Estamos escrevendo aos bispos e
líderes pastorais da Igreja Católica para compartilhar nossa convicção de que o
“Batismo no Espírito Santo”, assim
chamado pelos escritores cristãos primitivos, é a chave para levarmos uma vida
cristã plena. Neste documento, o “Batismo no Espírito Santo” se refere à
iniciação cristã e a seu novo despertar na prática cristã. A Igreja primitiva
utiliza o Batismo no Espírito Santo para a iniciação cristã. O emprego desta frase hoje em relação ao
despertar mais tardio da graça sacramental original não significa, de modo
algum, um segundo Batismo. Não
estamos sugerindo que o “Batismo no Espírito Santo” acontece apenas na
Renovação Carismática, pois a experiência pastoral e a reflexão teológica nos
levam a crer que a graça do “Batismo no Espírito Santo” destina-se a toda a
Igreja.
*O emprego generalizado de “Batismo
no Espírito Santo” por pentecostais e “evangélicos ortodoxos” leva alguns
católicos a desconfiarem que a frase está ligada ao fundamentalismo. Porém,
como ela se encontra nas Escrituras e em autores destacados dos primeiros
séculos e é usada em quase todas as igrejas, católicas e protestantes
igualmente, onde existe Renovação Carismática, o presente documento opta por
mantê-la.
O Batismo no Espírito Santo não se prende a nenhum movimento, quer
liberal, quer conservador. Também não se identifica com um único movimento nem
com um único estilo de oração, culto ou comunidade. Ao contrário, acreditamos
que este dom faz parte da herança cristã de todos os que receberam os sacramentos
da Igreja4.
Estas
afirmações deixam cada vez mais claro que:
·
A experiência do Batismo no Espírito Santo existe para avivar a chama do
Espírito no coração de todos os
católicos que se abrirem para tal.
·
O Batismo no Espírito Santo, na sua
dimensão comunitária, existe para avivar o modus
orandi do Cristo, o que se orienta profundamente para a participação
litúrgica e sacramental do povo de Deus, quando falamos de Igreja Católica.
Os grandes
líderes carismáticos das primeiras três décadas não mediram esforços para
entender esta Renovação como dom para toda a Igreja, refletindo sobre
ela desde o prisma dos sacramentos e da liturgia, que são as verdadeiras
colunas de sustentação da espiritualidade católica.
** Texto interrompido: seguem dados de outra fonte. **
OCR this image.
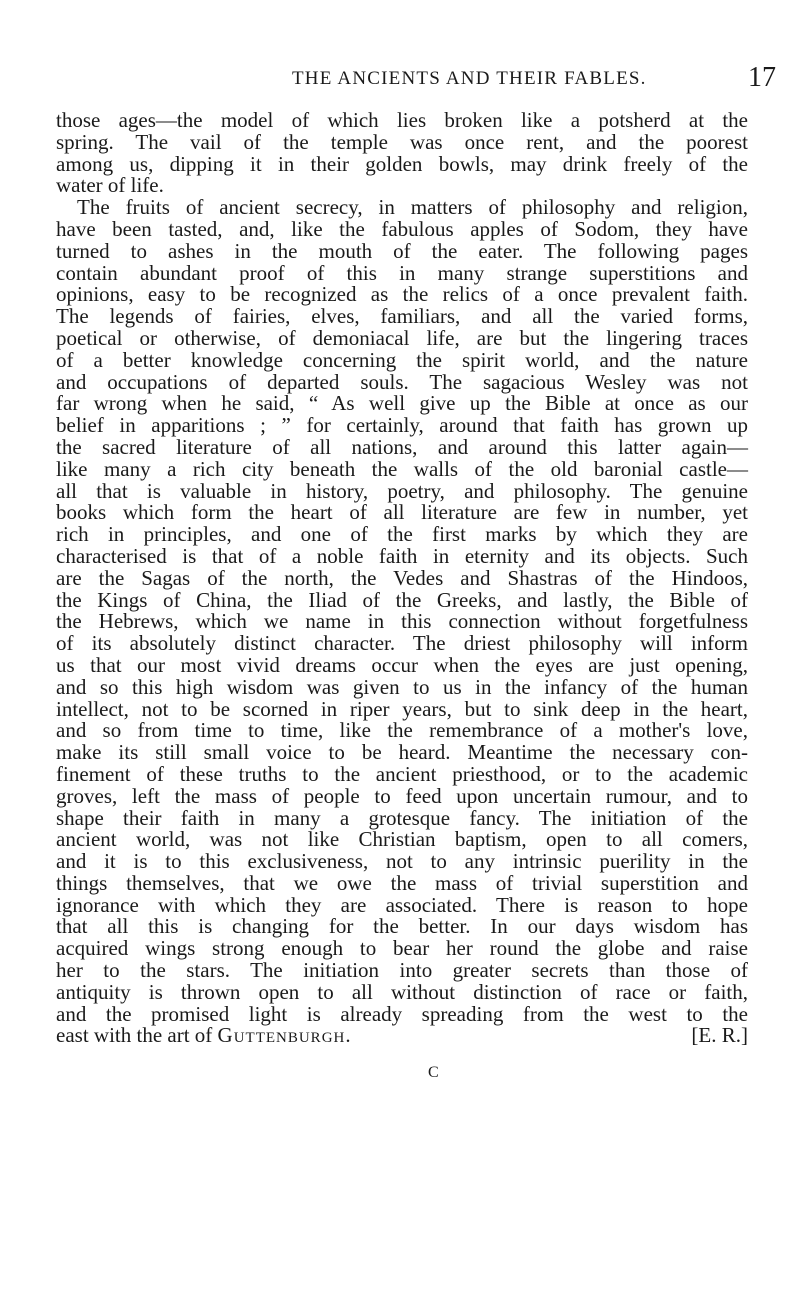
THE ANCIENTS AND THEIR FABLES.	17
those ages—the model of which lies broken like a potsherd at the
spring. The vail of the temple was once rent, and the poorest
among us, dipping it in their golden bowls, may drink freely of the
water of life.
The fruits of ancient secrecy, in matters of philosophy and religion,
have been tasted, and, like the fabulous apples of Sodom, they have
turned to ashes in the mouth of the eater. The following pages
contain abundant proof of this in many strange superstitions and
opinions, easy to be recognized as the relics of a once prevalent faith.
The legends of fairies, elves, familiars, and all the varied forms,
poetical or otherwise, of demoniacal life, are but the lingering traces
of a better knowledge concerning the spirit world, and the nature
and occupations of departed souls. The sagacious Wesley was not
far wrong when he said, “ As well give up the Bible at once as our
belief in apparitions ; ” for certainly, around that faith has grown up
the sacred literature of all nations, and around this latter again—
like many a rich city beneath the walls of the old baronial castle—
all that is valuable in history, poetry, and philosophy. The genuine
books which form the heart of all literature are few in number, yet
rich in principles, and one of the first marks by which they are
characterised is that of a noble faith in eternity and its objects. Such
are the Sagas of the north, the Vedes and Shastras of the Hindoos,
the Kings of China, the Iliad of the Greeks, and lastly, the Bible of
the Hebrews, which we name in this connection without forgetfulness
of its absolutely distinct character. The driest philosophy will inform
us that our most vivid dreams occur when the eyes are just opening,
and so this high wisdom was given to us in the infancy of the human
intellect, not to be scorned in riper years, but to sink deep in the heart,
and so from time to time, like the remembrance of a mother's love,
make its still small voice to be heard. Meantime the necessary con-
finement of these truths to the ancient priesthood, or to the academic
groves, left the mass of people to feed upon uncertain rumour, and to
shape their faith in many a grotesque fancy. The initiation of the
ancient world, was not like Christian baptism, open to all comers,
and it is to this exclusiveness, not to any intrinsic puerility in the
things themselves, that we owe the mass of trivial superstition and
ignorance with which they are associated. There is reason to hope
that all this is changing for the better. In our days wisdom has
acquired wings strong enough to bear her round the globe and raise
her to the stars. The initiation into greater secrets than those of
antiquity is thrown open to all without distinction of race or faith,
and the promised light is already spreading from the west to the
east with the art of Guttenburgh.	[E. R.]
C
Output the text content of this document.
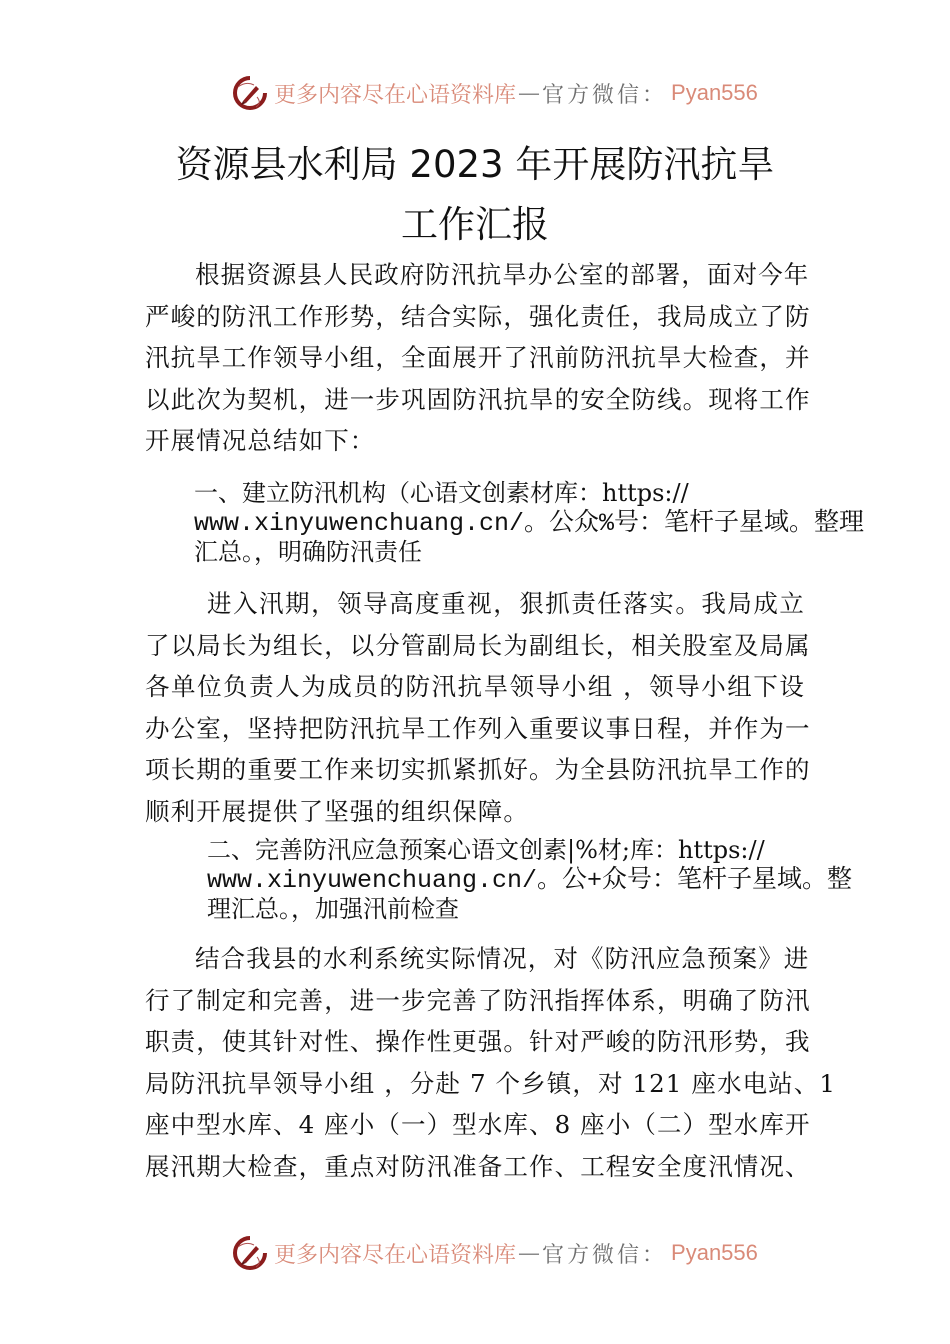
更多内容尽在心语资料库 — 官方微信： Pyan556
资源县水利局 2023 年开展防汛抗旱
工作汇报
根据资源县人民政府防汛抗旱办公室的部署，面对今年
严峻的防汛工作形势，结合实际，强化责任，我局成立了防
汛抗旱工作领导小组，全面展开了汛前防汛抗旱大检查，并
以此次为契机，进一步巩固防汛抗旱的安全防线。现将工作
开展情况总结如下：
一、建立防汛机构（心语文创素材库：https://
www.xinyuwenchuang.cn/。公众%号：笔杆子星域。整理
汇总。，明确防汛责任
进入汛期，领导高度重视，狠抓责任落实。我局成立
了以局长为组长，以分管副局长为副组长，相关股室及局属
各单位负责人为成员的防汛抗旱领导小组 ，领导小组下设
办公室，坚持把防汛抗旱工作列入重要议事日程，并作为一
项长期的重要工作来切实抓紧抓好。为全县防汛抗旱工作的
顺利开展提供了坚强的组织保障。
二、完善防汛应急预案心语文创素|%材;库：https://
www.xinyuwenchuang.cn/。公+众号：笔杆子星域。整
理汇总。，加强汛前检查
结合我县的水利系统实际情况，对《防汛应急预案》进
行了制定和完善，进一步完善了防汛指挥体系，明确了防汛
职责，使其针对性、操作性更强。针对严峻的防汛形势，我
局防汛抗旱领导小组 ，分赴 7 个乡镇，对 121 座水电站、1
座中型水库、4 座小（一）型水库、8 座小（二）型水库开
展汛期大检查，重点对防汛准备工作、工程安全度汛情况、
更多内容尽在心语资料库 — 官方微信： Pyan556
Recordo-me da série de
livros do Pe. Robert DeGrandis, SJ – para citar um exemplo – e de seu afã em “ligar”
a experiência carismática com a recepção dos sacramentos (especialmente a
Eucaristia e a Penitência).
Avivar a Chama afirmará ainda – baseado no
testemunho patrístico – que o Batismo no
Espírito Santo e os Carismas eram, na Igreja Primitiva, uma experiência
ligada à iniciação cristã e a liturgia oficial da vida pública da Igreja:
O Batismo no Espírito Santo era
sinônimo de iniciação cristã em Justino Mártir (Diálogo com Trifão 29, 1;
Patrologia Graeca [PG] 6, 537), Orígenes (Sobre Jeremias 2, 3; Sources
Chrétiennes [SC] 232, 244) Dídimo, o Cego (Sobre a Trindade 2, 12; PG 39, 669,
673), e Cirilo de Jerusalém (Palestras Catequéticas 16,6; Cyrilii
hierosolymarum archiepiscopi opera quae supersunt omnia [CAO], 2, 213).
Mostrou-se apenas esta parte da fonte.